TESCO shares jumped after profits doubled and the nation’s biggest food seller offered reassurance that shelves would remain stocked over Christmas despite the supply and lorry driver crisis that is blighting businesses and consumers alike.
In the six months to August, sales rose 3% to £27.3 billion while profits soared by more than 100% to £1.1 billion, partly thanks to the efforts of Harry Kane, Gareth Southgate and co who gripped the nation over the summer with a run to the final of the delayed Euro 2020 tournament.
Families staycationing in the UK also helped the supermarket giant, now being talked of as a possible takeover candidate in the wake of a private equity deal for Morrisons and rumours Sainsbury could go the same way.
Today he launched a £500 million share buy back programme, promised more of the same in future, and upped profit forecasts. He said strong relationships with suppliers meant shelves would remain stocked. There will be no Christmas shortage of turkeys, he pledged.
The shares jumped 13p, 5%, to 267p which values Tesco at £20 billion. That is nearly three times what Clayton, Dubilier & Rice just paid for Morrisons, but begins to look like a digestible meal for someone if they chose to launch a bid.
Murphy said: “Against a backdrop of profound change, Tesco has many unique advantages. The scale and reach of our store estate and online operations are unmatched in the UK. Our ability to reward loyalty through Clubcard enhances our relationship with customers. Our world-class food retail expertise combined with our strong supplier partnerships ensures we can offer our customers great value and quality, removing reasons to shop elsewhere. Together, these strengths mean that Tesco can anticipate and respond to changes in the market, meeting customers’ needs better than anyone.”
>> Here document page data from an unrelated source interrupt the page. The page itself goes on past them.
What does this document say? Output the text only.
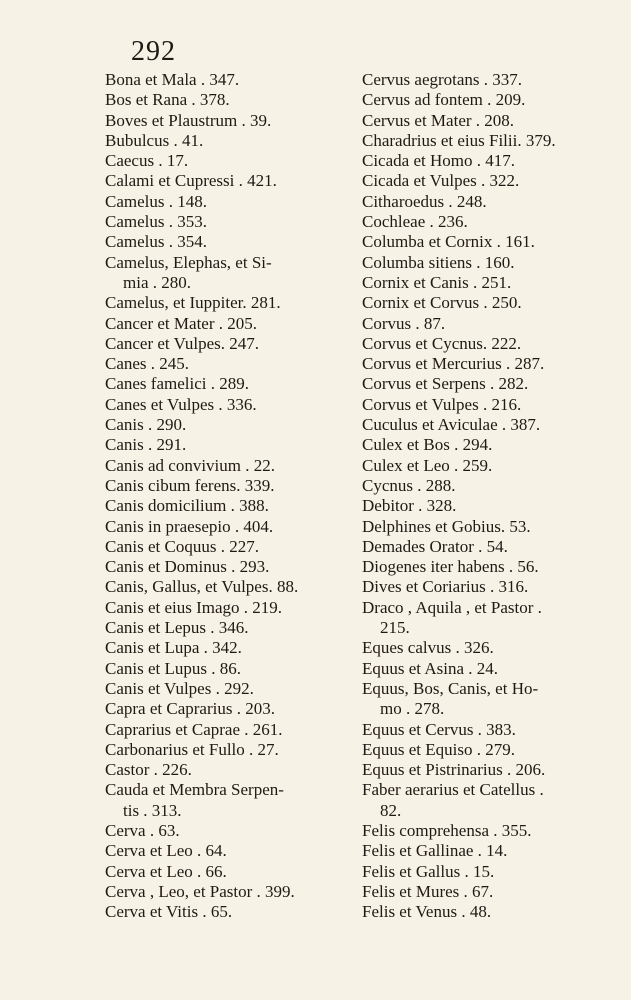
292
Bona et Mala . 347.
Bos et Rana . 378.
Boves et Plaustrum . 39.
Bubulcus . 41.
Caecus . 17.
Calami et Cupressi . 421.
Camelus . 148.
Camelus . 353.
Camelus . 354.
Camelus, Elephas, et Si-
mia . 280.
Camelus, et Iuppiter. 281.
Cancer et Mater . 205.
Cancer et Vulpes. 247.
Canes . 245.
Canes famelici . 289.
Canes et Vulpes . 336.
Canis . 290.
Canis . 291.
Canis ad convivium . 22.
Canis cibum ferens. 339.
Canis domicilium . 388.
Canis in praesepio . 404.
Canis et Coquus . 227.
Canis et Dominus . 293.
Canis, Gallus, et Vulpes. 88.
Canis et eius Imago . 219.
Canis et Lepus . 346.
Canis et Lupa . 342.
Canis et Lupus . 86.
Canis et Vulpes . 292.
Capra et Caprarius . 203.
Caprarius et Caprae . 261.
Carbonarius et Fullo . 27.
Castor . 226.
Cauda et Membra Serpen-
tis . 313.
Cerva . 63.
Cerva et Leo . 64.
Cerva et Leo . 66.
Cerva , Leo, et Pastor . 399.
Cerva et Vitis . 65.
Cervus aegrotans . 337.
Cervus ad fontem . 209.
Cervus et Mater . 208.
Charadrius et eius Filii. 379.
Cicada et Homo . 417.
Cicada et Vulpes . 322.
Citharoedus . 248.
Cochleae . 236.
Columba et Cornix . 161.
Columba sitiens . 160.
Cornix et Canis . 251.
Cornix et Corvus . 250.
Corvus . 87.
Corvus et Cycnus. 222.
Corvus et Mercurius . 287.
Corvus et Serpens . 282.
Corvus et Vulpes . 216.
Cuculus et Aviculae . 387.
Culex et Bos . 294.
Culex et Leo . 259.
Cycnus . 288.
Debitor . 328.
Delphines et Gobius. 53.
Demades Orator . 54.
Diogenes iter habens . 56.
Dives et Coriarius . 316.
Draco , Aquila , et Pastor .
215.
Eques calvus . 326.
Equus et Asina . 24.
Equus, Bos, Canis, et Ho-
mo . 278.
Equus et Cervus . 383.
Equus et Equiso . 279.
Equus et Pistrinarius . 206.
Faber aerarius et Catellus .
82.
Felis comprehensa . 355.
Felis et Gallinae . 14.
Felis et Gallus . 15.
Felis et Mures . 67.
Felis et Venus . 48.
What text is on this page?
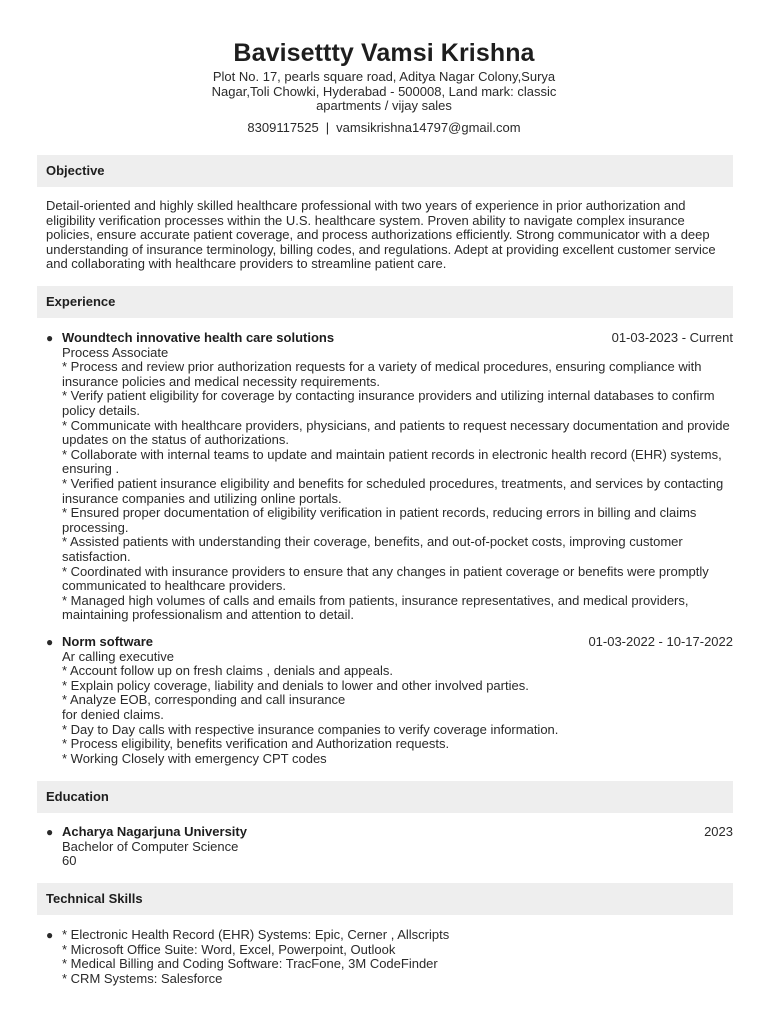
Bavisettty Vamsi Krishna
Plot No. 17, pearls square road, Aditya Nagar Colony,Surya Nagar,Toli Chowki, Hyderabad - 500008, Land mark: classic apartments / vijay sales
8309117525 | vamsikrishna14797@gmail.com
Objective
Detail-oriented and highly skilled healthcare professional with two years of experience in prior authorization and eligibility verification processes within the U.S. healthcare system. Proven ability to navigate complex insurance policies, ensure accurate patient coverage, and process authorizations efficiently. Strong communicator with a deep understanding of insurance terminology, billing codes, and regulations. Adept at providing excellent customer service and collaborating with healthcare providers to streamline patient care.
Experience
● Woundtech innovative health care solutions	01-03-2023 - Current
Process Associate
* Process and review prior authorization requests for a variety of medical procedures, ensuring compliance with insurance policies and medical necessity requirements.
* Verify patient eligibility for coverage by contacting insurance providers and utilizing internal databases to confirm policy details.
* Communicate with healthcare providers, physicians, and patients to request necessary documentation and provide updates on the status of authorizations.
* Collaborate with internal teams to update and maintain patient records in electronic health record (EHR) systems, ensuring .
* Verified patient insurance eligibility and benefits for scheduled procedures, treatments, and services by contacting insurance companies and utilizing online portals.
* Ensured proper documentation of eligibility verification in patient records, reducing errors in billing and claims processing.
* Assisted patients with understanding their coverage, benefits, and out-of-pocket costs, improving customer satisfaction.
* Coordinated with insurance providers to ensure that any changes in patient coverage or benefits were promptly communicated to healthcare providers.
* Managed high volumes of calls and emails from patients, insurance representatives, and medical providers, maintaining professionalism and attention to detail.
● Norm software	01-03-2022 - 10-17-2022
Ar calling executive
* Account follow up on fresh claims , denials and appeals.
* Explain policy coverage, liability and denials to lower and other involved parties.
* Analyze EOB, corresponding and call insurance
for denied claims.
* Day to Day calls with respective insurance companies to verify coverage information.
* Process eligibility, benefits verification and Authorization requests.
* Working Closely with emergency CPT codes
Education
● Acharya Nagarjuna University	2023
Bachelor of Computer Science
60
Technical Skills
● * Electronic Health Record (EHR) Systems: Epic, Cerner , Allscripts
* Microsoft Office Suite: Word, Excel, Powerpoint, Outlook
* Medical Billing and Coding Software: TracFone, 3M CodeFinder
* CRM Systems: Salesforce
Richard Lim of Retail Economics said: “These are hugely impressive results and the retailer has once again become the one to watch. Their transformation towards a more simplified business model is delivering improved efficiency and winning over customers with a renewed focus on price and loyalty.
Murphy played down talk of a supply chain crisis. He said: “It is no secret that there are problems in the supply chain. We are maintaining very good availability. But there will be bumps in the road up to Christmas and beyond.”
Murphy today says Tesco has been repurposed – it wants to serve customers, shareholders and indeed the planet “a little better every day”.
He refused to get involved in the row between government and business over staff shortages, saying simply: “Our results speak for themselves.”
He did note regarding the government’s “levelling up” policy that retailers are a “fantastic beacon of progression” where “anyone from any background can make it to the top”.
Murphy said he would need a crystal ball to be sure what will happen with supplies over the next few months, but said: “We are coping. I don’t expect challenges to go away, I expect us to overcome them.”
He also played down inflation worries, saying that lately his own customers had enjoyed deflation, falling costs, due to intense price competition in the supermarket sector.
Sophie Lund-Yates at Hargreaves Lansdown said: “Tesco’s enormous scale means it’s weathering the supply chain crisis better than others- it’s times like these when being the biggest fish in the pond really counts. The mature, deeply rooted nature of its supply relationships have been a key tool in allowing Tesco to keep its shelves well stocked, and outshining competitors in the process. The size of Tesco’s distribution network also can’t be overstated, which again gives the group the flexibility to deliver the goods at scale.”